Lo cierto es que la ministra de Igualdad no ha llegado a hacer en ningún momento lo que sí hizo su excompañera de partido Carolina Bescansa (49) cuando en enero de 2016 llevó a su hijo recién nacido al palco del Congreso durante una jornada laboral, pero eso es lo único que le ha faltado por vivir a Aitana Iglesias. Y es que la pequeña ya conoce todos los rincones de la Cámara Baja como si fuera su casa.

Irene Montero junto a Aitana en su despacho del Congreso.

"Siempre voy en mochila y muy protegida", expresó una vez Irene Montero poniendo voz de niña pequeña como si lo dijese su hija en un documental del canal de Youtube de Julen Hernández. Y así, desde su mochila portada por su padre o su madre, la tercera hija de los líderes de Unidas Podemos ha conocido el mundo político de primera mano.

La pequeña vivió el ajetreo de agenda de su madre en plena campaña electoral del pasado 10 de noviembre. Aitana solo tenía tres meses y buscaba el pecho de su progenitora cada muy poco tiempo.
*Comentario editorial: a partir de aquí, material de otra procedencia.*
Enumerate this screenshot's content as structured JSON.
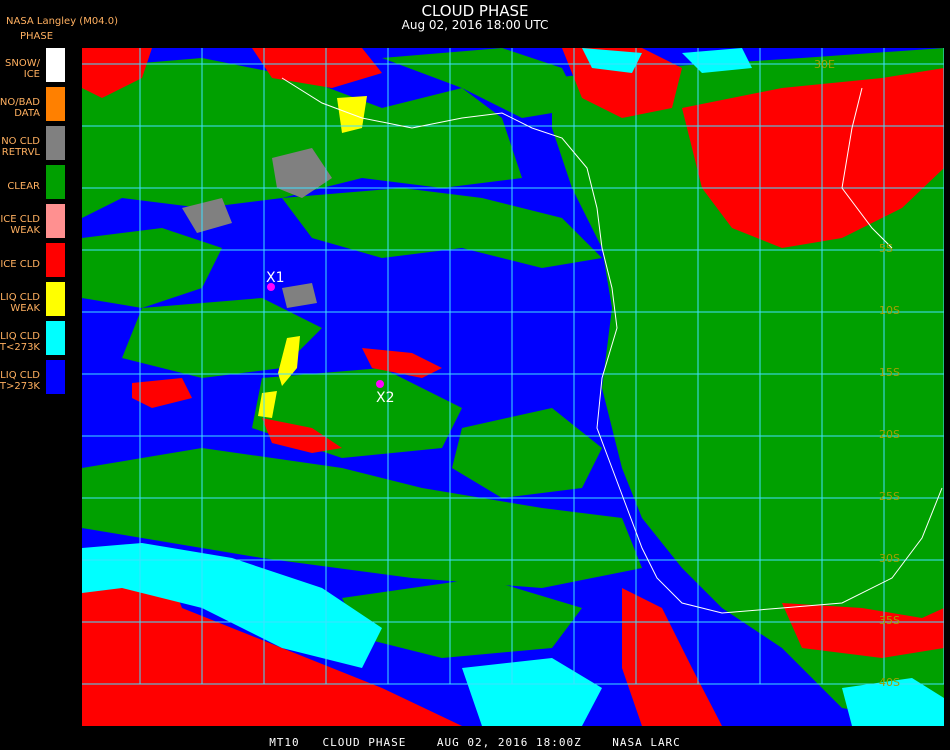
{
  "header": {
    "title": "CLOUD PHASE",
    "subtitle": "Aug 02, 2016 18:00 UTC",
    "org": "NASA Langley (M04.0)",
    "legend_title": "PHASE"
  },
  "legend": [
    {
      "label": "SNOW/\nICE",
      "color": "#ffffff"
    },
    {
      "label": "NO/BAD\nDATA",
      "color": "#ff8000"
    },
    {
      "label": "NO CLD\nRETRVL",
      "color": "#808080"
    },
    {
      "label": "CLEAR",
      "color": "#00a000"
    },
    {
      "label": "ICE CLD\nWEAK",
      "color": "#ff9090"
    },
    {
      "label": "ICE CLD",
      "color": "#ff0000"
    },
    {
      "label": "LIQ CLD\nWEAK",
      "color": "#ffff00"
    },
    {
      "label": "LIQ CLD\nT<273K",
      "color": "#00ffff"
    },
    {
      "label": "LIQ CLD\nT>273K",
      "color": "#0000ff"
    }
  ],
  "map": {
    "lat_labels": [
      "5S",
      "10S",
      "15S",
      "20S",
      "25S",
      "30S",
      "35S",
      "40S"
    ],
    "lon_labels": [
      "30E"
    ],
    "markers": [
      {
        "label": "X1",
        "color": "#ff00ff"
      },
      {
        "label": "X2",
        "color": "#ff00ff"
      }
    ],
    "grid_color": "#40e0ff",
    "coast_color": "#ffffff"
  },
  "footer": "MT10   CLOUD PHASE    AUG 02, 2016 18:00Z    NASA LARC"
}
Por eso, Montero la portaba allá donde fuera. "Así sobrevive la pobre muchacha que es una activista desde los primeros meses. Pobrecita mía... Saca carácter, pero sí, se porta bien. También es que come mucho, la tengo empachada. La compro con comida", contaba Irene.

Irene con Aitana, tras una entrevista.

Pese a lo apresurado de su vuelta tras dar a luz, la política no faltó a sus actos de campaña ni a sus compromisos con los afiliados y con los entes feministas, y junto a ella siempre estaba Aitana. Llegaban al lugar del evento, y apenas un minuto antes de salir ante la audiencia, Irene se despedía de la pequeña y la dejaba a cargo de alguien de su equipo. Pero justo al término de cada acto, entrevista o evento, iba corriendo a ver cómo se encontraba su hija, que en alguna ocasión le hizo terminar alguna charla antes de lo previsto por ponerse a llorar: "Si podemos, luego hacemos otros cinco minutos, que tengo a la Aitana llorando", expresó en un momento del citado documental ante el entrevistador.
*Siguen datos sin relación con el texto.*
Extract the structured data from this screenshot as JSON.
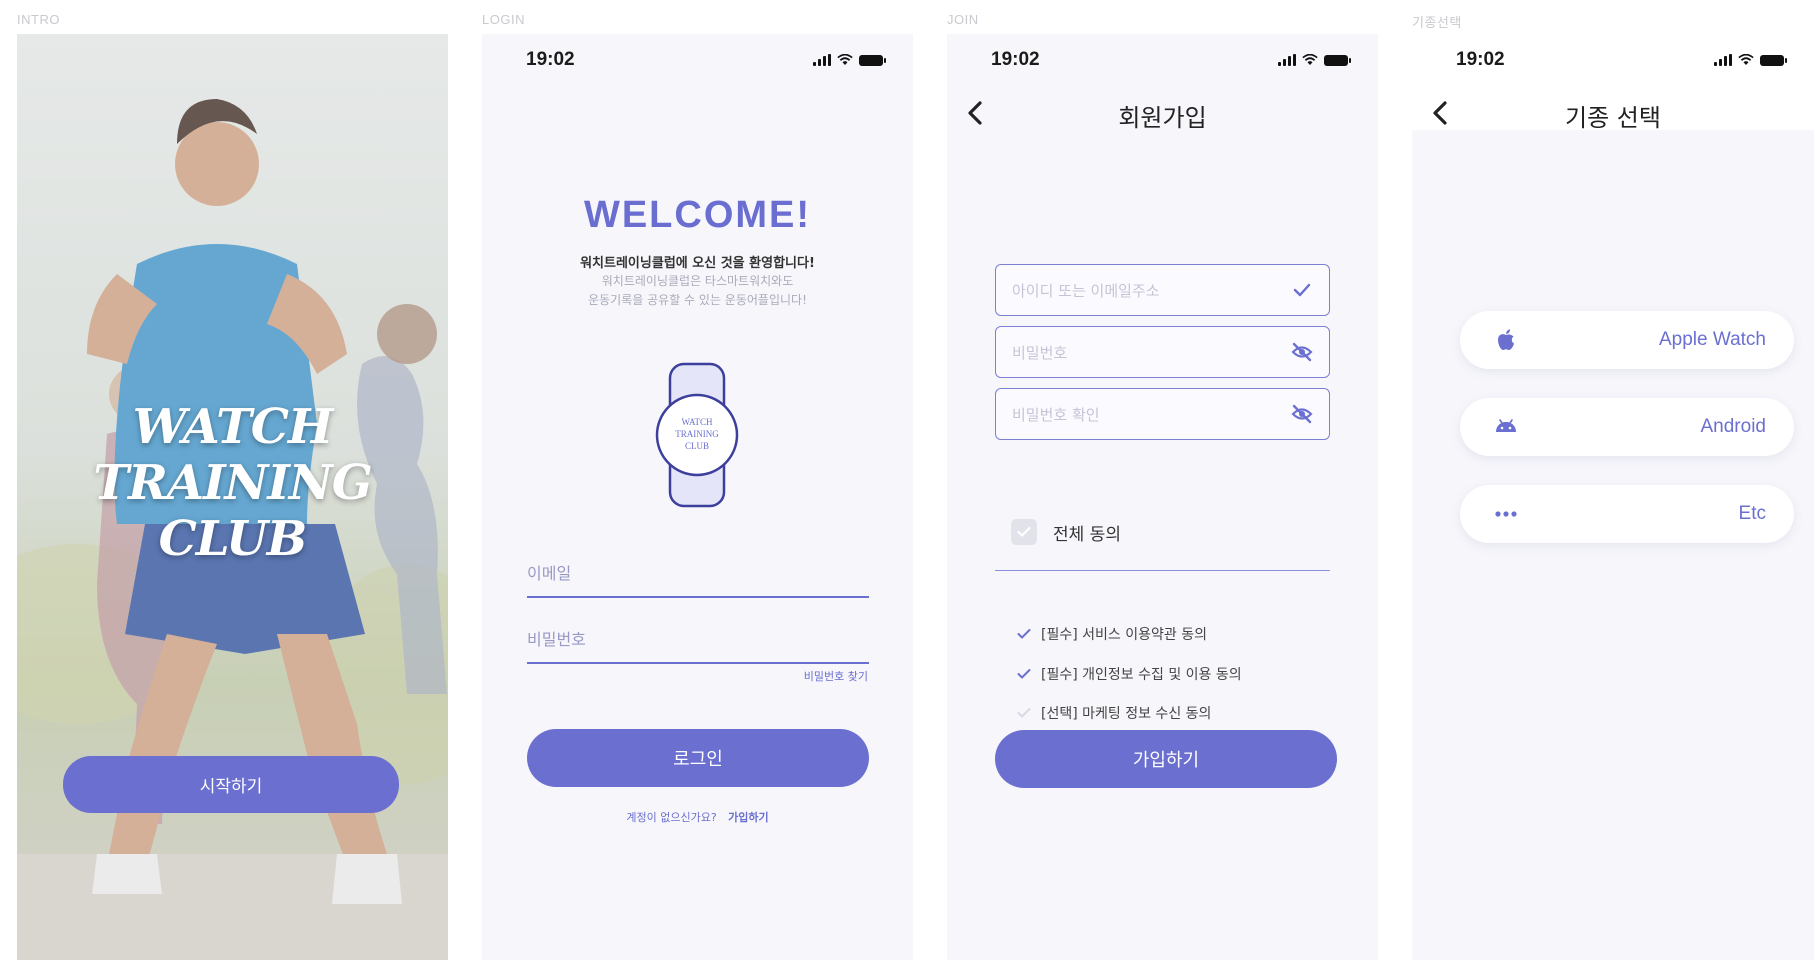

Con apenas un año de vida, la pequeña ha pasado horas tomando el pecho de su madre en el sofá de su despacho en el Congreso y ha estado en primera fila de una importante manifestación contra el Cambio Climático en Madrid.

Pablo Iglesias sostiene a su hija en una manifestación por el Cambio Climático. Gtres

Y es que cuando aquel 2 de agosto de 2019 a las 20:00 horas el bebé vio la luz, no era consciente de las 'aventuras' que le aguardarían los próximos meses. Sin embargo, sus padres ya sabían que sería una niña poderosa desde su nacimiento y por eso la llamaron Aitana, en "un homenaje al exilio español y a la América Latina que abrazó a aquellos hombres y mujeres". El propio Pablo Iglesias narró el porqué de su nombre: "Saliendo de Alicante hacia el exilio que les acabaría llevando a América Latina, María Teresa León y Rafael Alberti se despidieron de su patria mirando por última vez la Sierra de Aitana llena de flores rojas. Aquella visión inspiró primero el nombre de la hija de dos poetas y después los de muchas más hijas, como la nuestra".

La protección de los mellizos

Los mellizos, Leo y Manuel, que nacieron el 3 de julio de 2018 con tan solo 27 semanas de gestación y estuvieron tres meses ingresados el Hospital Materno Infantil del Gregorio Marañón, en la sección neonatal.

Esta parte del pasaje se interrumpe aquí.